Of course I know the bad exporters are the ones who left the big bulletholes all over this market, which discredited exporting and reuse. Who cause really fine people (like many at BAN.org and Greenpeace.org) to react and promote policies out of sheer frustration.

BAN knows perfectly well that the Basel Convention Annex IX explicitly and succinctly allows exports of electronics for refurbishment and repair. EXPLICITLY states this!!!!~!! But they are so frustrated by the piles of messes, the accumulated scrap that was not good, that they see it as a loophole.

One told me he hopes the poor will "leapfrog" the USA and get newer and better computers than we got. Hey fellow Peace Corps volunteers, hear that? (No bread on the shelves? LET THEM EAT CAKE.)

I think the only hope is to set up proper recycling overseas for the leftovers. Trying to police the exports to limit "Toxics Along for the Ride" may be too difficult, and our Fair Trade model is woefully underfunded and undersupported. What Africa and Asia are going to do is LEAPFROG the USA's woeful repair and recycling practices.

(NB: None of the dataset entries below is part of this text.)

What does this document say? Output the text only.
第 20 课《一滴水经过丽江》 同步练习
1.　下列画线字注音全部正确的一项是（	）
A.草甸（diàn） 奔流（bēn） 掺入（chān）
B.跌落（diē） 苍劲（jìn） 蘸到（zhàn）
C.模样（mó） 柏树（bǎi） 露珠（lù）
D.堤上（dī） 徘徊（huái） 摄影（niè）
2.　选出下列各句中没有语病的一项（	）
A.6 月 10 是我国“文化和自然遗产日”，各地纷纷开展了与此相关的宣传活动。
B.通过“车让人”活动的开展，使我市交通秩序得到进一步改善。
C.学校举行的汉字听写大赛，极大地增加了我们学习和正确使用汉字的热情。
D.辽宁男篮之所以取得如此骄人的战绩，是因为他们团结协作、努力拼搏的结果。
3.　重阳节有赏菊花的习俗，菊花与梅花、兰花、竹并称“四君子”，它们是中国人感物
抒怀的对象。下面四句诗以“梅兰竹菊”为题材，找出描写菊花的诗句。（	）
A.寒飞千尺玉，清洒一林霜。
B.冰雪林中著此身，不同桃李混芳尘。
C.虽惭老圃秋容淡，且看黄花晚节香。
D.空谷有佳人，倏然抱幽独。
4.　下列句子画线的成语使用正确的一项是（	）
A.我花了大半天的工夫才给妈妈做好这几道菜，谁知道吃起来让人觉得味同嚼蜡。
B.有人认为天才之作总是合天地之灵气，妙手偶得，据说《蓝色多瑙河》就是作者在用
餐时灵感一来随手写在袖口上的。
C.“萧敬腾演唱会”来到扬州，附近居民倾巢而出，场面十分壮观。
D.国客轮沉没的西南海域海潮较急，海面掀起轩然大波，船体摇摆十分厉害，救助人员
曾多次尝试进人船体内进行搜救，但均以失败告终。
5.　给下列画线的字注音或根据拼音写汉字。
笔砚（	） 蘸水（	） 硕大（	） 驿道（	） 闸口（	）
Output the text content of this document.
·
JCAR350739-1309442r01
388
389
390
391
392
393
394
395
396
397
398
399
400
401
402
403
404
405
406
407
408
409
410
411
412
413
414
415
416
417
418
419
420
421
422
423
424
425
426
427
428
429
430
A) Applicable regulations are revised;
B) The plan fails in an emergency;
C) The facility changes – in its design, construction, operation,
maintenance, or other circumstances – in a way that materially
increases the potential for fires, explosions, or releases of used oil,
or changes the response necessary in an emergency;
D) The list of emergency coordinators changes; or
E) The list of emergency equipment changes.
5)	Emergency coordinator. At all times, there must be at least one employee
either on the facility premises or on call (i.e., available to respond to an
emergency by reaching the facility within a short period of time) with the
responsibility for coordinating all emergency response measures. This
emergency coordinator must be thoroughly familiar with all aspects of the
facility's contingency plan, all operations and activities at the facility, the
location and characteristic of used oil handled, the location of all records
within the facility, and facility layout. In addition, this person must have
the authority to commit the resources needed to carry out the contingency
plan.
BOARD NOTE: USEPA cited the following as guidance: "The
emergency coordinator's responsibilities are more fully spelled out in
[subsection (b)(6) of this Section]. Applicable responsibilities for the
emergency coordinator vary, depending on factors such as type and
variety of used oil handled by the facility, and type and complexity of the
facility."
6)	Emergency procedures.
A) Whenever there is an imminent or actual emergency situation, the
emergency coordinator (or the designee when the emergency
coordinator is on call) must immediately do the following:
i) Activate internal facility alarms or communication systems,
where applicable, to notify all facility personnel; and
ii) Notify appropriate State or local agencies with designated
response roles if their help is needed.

They are going to do with smart people what the shredders can never do - separate out a 1 gig stick of RAM worth $10 from a 32meg stick of RAM worth metal.

Pete Seeger, we need a new "John Henry" song for the repair and reuse people, running ahead of the shredding machine. "John Henry was a RAM sorting Man"... But John Henry will probably be named Essam or Hamdy or Souley or Antonio.

A compliment

I got a couple of compliments about some of the blogs I've written.

I wish I had more time. Right now, I am busy raising $1.5M to drastically expand Good Point Recycling businesses in Arizona, Mexico and Vermont.

This summer, we have added textile baling, added fluorescent lamp collection, gone to 100% demanufacturing of PCs, cardboard baling, stretch plastic collections, etc. We have enlarged our job training program, and are trying to rent office space in our new building.

When my family returns to Vermont in three weeks, I will have to readjust from this year of surfing my idle time and mania to exponentially expand the business. It will succeed, rather than fall apart, to the degree we recruit and keep quality people.